つまり、ぼーっとしている時間は、決して「ムダな時間」ではなくて、
むしろ「心と頭を片づけるための、静かなワーク時間」。
この仕組みを知ったとき、
「何もしない時間=何もしていないわけじゃなかったんだ」と思えて、
少しだけ自分にやさしくなれた気がしました。
ぼーっとする時間は、気持ちの整理とやさしさの入口かもしれない
「ちゃんとやらなきゃ」「生産的に過ごさなきゃ」――
そんなふうに自分をせかしていた頃は、
ぼーっとしている時間を「サボってる」と感じていた気がします。
でも、デフォルトモードネットワーク(DMN)のことを知ってから、
その“何もしていない時間”が、実は自分を回復させてくれる大事な時間だったと気づきました。
静かな時間に、ふと昔の失敗を思い出して、少しだけ向き合えたり。
誰かのことをぼんやり考えて、連絡してみようかなと思ったり。
忙しい日々の中では気づけなかった「本当はどうしたい?」が浮かんできたり。
そんなふうにして、
ぼーっとする時間が、心の中をそっと片づけてくれる瞬間になっていることに気づくことがあります。
そしてなにより、
せかさず、詰めこまず、立ち止まることを自分に許すと、
自然とまわりの人にもやさしくなれる気がします。
もしかしたら、「ぼーっとすること」って、
ただの休息じゃなくて、心の呼吸のようなものなのかもしれません。
何もしていないように見えて、
実は一番大切なことをしている――
そんな時間を、これからはちゃんと抱きしめてあげたいと思うようになりました。
まとめ:何かをしないとダメ、じゃなくて。
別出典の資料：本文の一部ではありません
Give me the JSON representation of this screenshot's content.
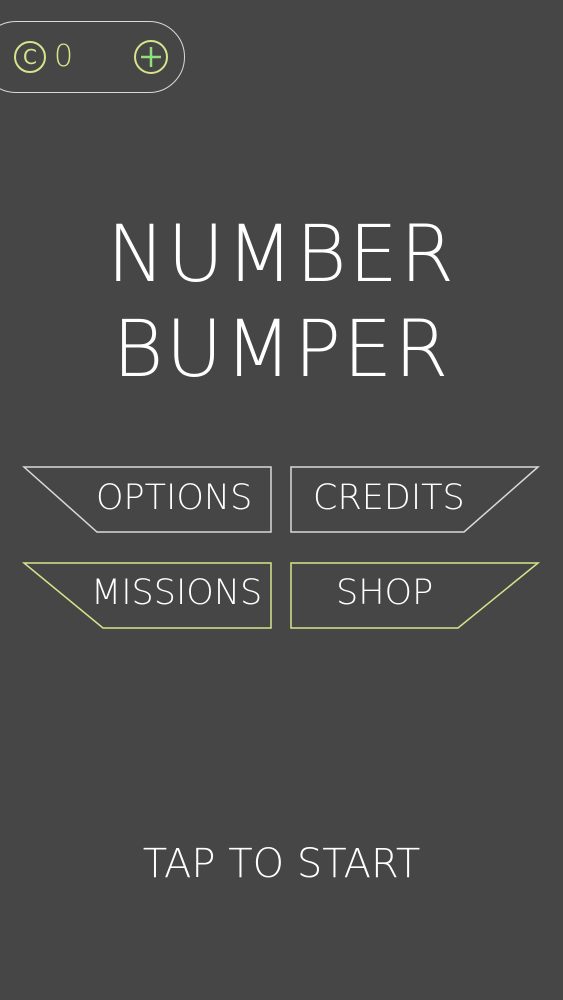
{
  "hud": {
    "coin_symbol": "C",
    "coin_count": "0",
    "add_icon": "plus-circle-icon",
    "coin_icon": "coin-icon"
  },
  "title": {
    "line1": "NUMBER",
    "line2": "BUMPER"
  },
  "menu": {
    "options_label": "OPTIONS",
    "credits_label": "CREDITS",
    "missions_label": "MISSIONS",
    "shop_label": "SHOP"
  },
  "footer": {
    "tap_label": "TAP TO START"
  },
  "colors": {
    "background": "#464646",
    "outline": "#d9d9d9",
    "accent": "#d4e58a",
    "plus": "#8fe07a"
  }
}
“何もしない”がちゃんと意味を持ってた
これまでの私は、
「何かしていないと、意味がない」
「誰かとつながっていないと、不安」
そんなふうに、自分を急かしながら毎日を過ごしていた気がします。
でも、『あの人を脳から消す技術』に出てきた「デフォルトモードネットワーク」の話を知ってから、
「何もしない時間」こそが、心と頭のメンテナンスになっていたことに気づけました。
ぼーっとする時間、ひとり静かに過ごす時間、
SNSを開かない時間、誰とも話さない午後――
それらは決して空白なんかじゃなくて、
自分の気持ちを整え直すための、意味のある余白だったんですね。
何もしない、の中にも、ちゃんと動いている自分がいて、
ちゃんと未来につながっている。
だからこれからは、
「今日、あまり何もしなかったな」って思う日にも、「それでいいよ」と言ってあげたいなと思います。